Kamperen en zo

17 februari 2017 - Eden, Australië

Dinsdag 14 februari

Het zoeken naar een camping begint te wennen. Je rijdt, je komt ergens aan, nee hier is het niks, je rijdt weer verder. Tot het goed voelt. Plekje zoeken op de camping, liefst zo ver mogelijk bij de anderen vandaan.

We hebben hier op Pretty Beach één mensenbuurman en die vind het nodig om de hele dag naar harde old school muziek te luisteren en ’s avonds knetterhard zijn tv aan te zetten. Heeft een generator bij zich voor stroom en een giga caravan die helemaal verstopt is onder een dak luifel, zij-luifels en nog meer luifels. Zegt geen gedag, geen goedemorgen, niks. Zeer ongewoon, want iedereen is heel vriendelijk tegen elkaar. Hai mate, how are you. Je hoeft geen antwoord te geven, want het is meer een beleefdheidsfrase. Ben je op vakantie, waar kom je vandaan, waar ga je naartoe. En bijna iedere Australiër die wij hebben ontmoet is wel eens in Nederland geweest of heeft familie in Nederland. We spreken Engels, Duits en een beetje Italiaans en krijgen tips over routes en bestemmingen en verhalen over stukjes uit hun levens.

Gelukkig overtroeven de geluiden van de natuur de mechanische geluiden van onze buurman. De golven dansen, de wind wuift en zwaait, de vogels hippen langs en fluiten hun eigen lied. Er zijn ook hier weer voor mij onbekende vogel geluiden. Al lang geleden heb ik opgegeven vogelnamen te onthouden, ik vergeet ze net zo snel als ik ze hoor. Ik luister echter met veel plezier naar hun geluiden. Eentje klinkt er als een verdwaasde saxofonist die ik ooit hoorde onder bij Ter Meulen in Rotterdam. Anderen hebben grote en heftige gesprekken met elkaar, in een wisselende toonhoogte. Er is een klein zwart en witte vogel die parmantig hipt en eigenwijs zingt: Je kent me niet en je kunt me toch niet pakken. De parkieten (zo noem ik ze maar) zijn er in alle kleuren, soorten en maten en zijn blijkbaar bang niet gehoord te worden. Vandaar dat ik steeds schrik van volume, duur en vocabulaire.

Kangoeroes als buren, die vind ik leuk en ik kijk met veel genoegen naar ze. Met die kleine voorpoten met best wel lange nagels kunnen ze overal op hun lijf heel goed krabben. Met een soort elegante yoga zwaai kunnen ze zelfs op hun rug krabben. De onderste poten hebben pipo-de-clown-voeten, hun onder- en bovenbenen scharnieren waanzinnig. Ze huppen of ze kruip-sluip-lopen. Ik wist niet dat ze zo kort gras afgrazen en dat ze op hun zij slapen (net als ik). Grazen en poepen gaat trouwens goed samen. Ze kijken niet op of om van ons, terecht. Zij wonen hier en wij zijn op visite.
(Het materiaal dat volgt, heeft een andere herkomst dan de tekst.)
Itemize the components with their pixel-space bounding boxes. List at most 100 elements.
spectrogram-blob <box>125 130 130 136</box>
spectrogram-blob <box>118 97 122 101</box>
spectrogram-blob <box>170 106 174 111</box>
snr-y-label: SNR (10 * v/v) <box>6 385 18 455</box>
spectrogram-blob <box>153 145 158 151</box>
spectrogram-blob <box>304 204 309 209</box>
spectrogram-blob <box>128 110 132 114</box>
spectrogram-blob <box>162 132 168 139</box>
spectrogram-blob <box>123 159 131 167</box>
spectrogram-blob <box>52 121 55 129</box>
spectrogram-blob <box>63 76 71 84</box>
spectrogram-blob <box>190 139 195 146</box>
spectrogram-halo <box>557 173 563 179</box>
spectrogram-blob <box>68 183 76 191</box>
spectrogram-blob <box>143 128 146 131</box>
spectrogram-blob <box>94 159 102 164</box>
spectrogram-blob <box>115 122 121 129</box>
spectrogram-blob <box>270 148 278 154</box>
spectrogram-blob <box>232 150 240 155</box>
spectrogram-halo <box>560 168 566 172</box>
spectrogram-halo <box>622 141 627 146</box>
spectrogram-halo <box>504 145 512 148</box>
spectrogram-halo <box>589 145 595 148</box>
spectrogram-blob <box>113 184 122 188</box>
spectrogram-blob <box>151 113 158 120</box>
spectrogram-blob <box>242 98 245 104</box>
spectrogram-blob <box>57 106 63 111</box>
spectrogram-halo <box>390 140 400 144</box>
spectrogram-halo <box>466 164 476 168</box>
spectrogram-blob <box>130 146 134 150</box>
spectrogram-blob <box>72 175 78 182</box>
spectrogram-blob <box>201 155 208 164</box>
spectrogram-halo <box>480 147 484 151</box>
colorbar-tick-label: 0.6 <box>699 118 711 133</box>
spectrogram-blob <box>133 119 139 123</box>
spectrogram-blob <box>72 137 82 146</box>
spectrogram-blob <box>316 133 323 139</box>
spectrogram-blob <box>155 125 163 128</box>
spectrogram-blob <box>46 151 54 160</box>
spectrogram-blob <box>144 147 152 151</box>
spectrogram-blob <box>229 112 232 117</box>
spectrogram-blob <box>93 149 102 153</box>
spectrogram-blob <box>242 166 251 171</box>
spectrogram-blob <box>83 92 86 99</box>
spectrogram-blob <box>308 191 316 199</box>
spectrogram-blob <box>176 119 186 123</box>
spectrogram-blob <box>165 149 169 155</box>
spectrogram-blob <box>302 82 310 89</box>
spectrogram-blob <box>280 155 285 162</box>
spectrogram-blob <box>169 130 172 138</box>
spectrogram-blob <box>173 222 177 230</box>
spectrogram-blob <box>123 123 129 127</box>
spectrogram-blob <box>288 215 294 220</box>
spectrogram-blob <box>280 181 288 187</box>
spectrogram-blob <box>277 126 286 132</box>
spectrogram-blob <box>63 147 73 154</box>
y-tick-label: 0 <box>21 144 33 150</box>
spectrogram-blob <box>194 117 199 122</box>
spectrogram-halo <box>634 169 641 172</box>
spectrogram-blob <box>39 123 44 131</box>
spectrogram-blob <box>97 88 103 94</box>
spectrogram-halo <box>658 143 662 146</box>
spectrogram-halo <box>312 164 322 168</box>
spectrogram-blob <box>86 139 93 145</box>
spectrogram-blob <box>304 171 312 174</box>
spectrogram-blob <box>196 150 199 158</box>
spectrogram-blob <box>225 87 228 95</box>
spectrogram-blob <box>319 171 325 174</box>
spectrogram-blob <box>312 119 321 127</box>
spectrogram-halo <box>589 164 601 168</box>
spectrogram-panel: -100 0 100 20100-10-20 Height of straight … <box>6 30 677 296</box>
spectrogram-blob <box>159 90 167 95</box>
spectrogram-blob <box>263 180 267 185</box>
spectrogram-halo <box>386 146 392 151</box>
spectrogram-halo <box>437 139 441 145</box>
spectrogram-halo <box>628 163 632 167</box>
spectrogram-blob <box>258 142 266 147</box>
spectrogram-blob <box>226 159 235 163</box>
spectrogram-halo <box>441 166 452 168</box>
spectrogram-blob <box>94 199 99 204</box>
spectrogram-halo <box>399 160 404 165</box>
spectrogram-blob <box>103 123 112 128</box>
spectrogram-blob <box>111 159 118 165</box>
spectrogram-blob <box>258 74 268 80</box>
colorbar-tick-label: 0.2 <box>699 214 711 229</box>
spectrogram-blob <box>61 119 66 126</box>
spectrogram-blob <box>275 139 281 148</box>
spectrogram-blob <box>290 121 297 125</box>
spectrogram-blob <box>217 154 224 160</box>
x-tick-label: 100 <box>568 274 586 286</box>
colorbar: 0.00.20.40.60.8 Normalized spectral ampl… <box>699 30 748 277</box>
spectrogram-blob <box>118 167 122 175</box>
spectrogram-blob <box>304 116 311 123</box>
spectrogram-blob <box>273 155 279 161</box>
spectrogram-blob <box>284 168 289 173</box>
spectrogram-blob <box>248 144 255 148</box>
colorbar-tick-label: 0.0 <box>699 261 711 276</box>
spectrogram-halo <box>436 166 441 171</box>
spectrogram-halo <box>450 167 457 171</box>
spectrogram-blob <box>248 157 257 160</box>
Het kamperen zakt wat in onze genen en maakt op een bepaalde manier lui. Elke dag douchen wordt een hele klus (nu al!). We ruiken toch niks? Shirtjes kunnen best twee of drie dagen gedragen worden, met mijn voorraad is dat heel lang niet wassen. Mijn haar krijgt weer oude krullen en voelt zich prima in de wind. Aankomen met de bus, stoeltjes en tafel eruit en we zijn klaar. De luifel opzetten is niet meer aan de orde geweest, waslijnen ophangen ook niet want we hebben geen was. De takken van de bomen kunnen prima onze handdoek dragen, want douchen doen we natuurlijk wel. Als er tenminste een douche is. En die is hier, deze camping krijgt van ons een 10. Schone toiletten, warme douches voor één dollar, en heel veel schaduwplekken.
’s Avonds hebben we voor het eerst een vuurtje gemaakt in een ijzeren vuurkorf.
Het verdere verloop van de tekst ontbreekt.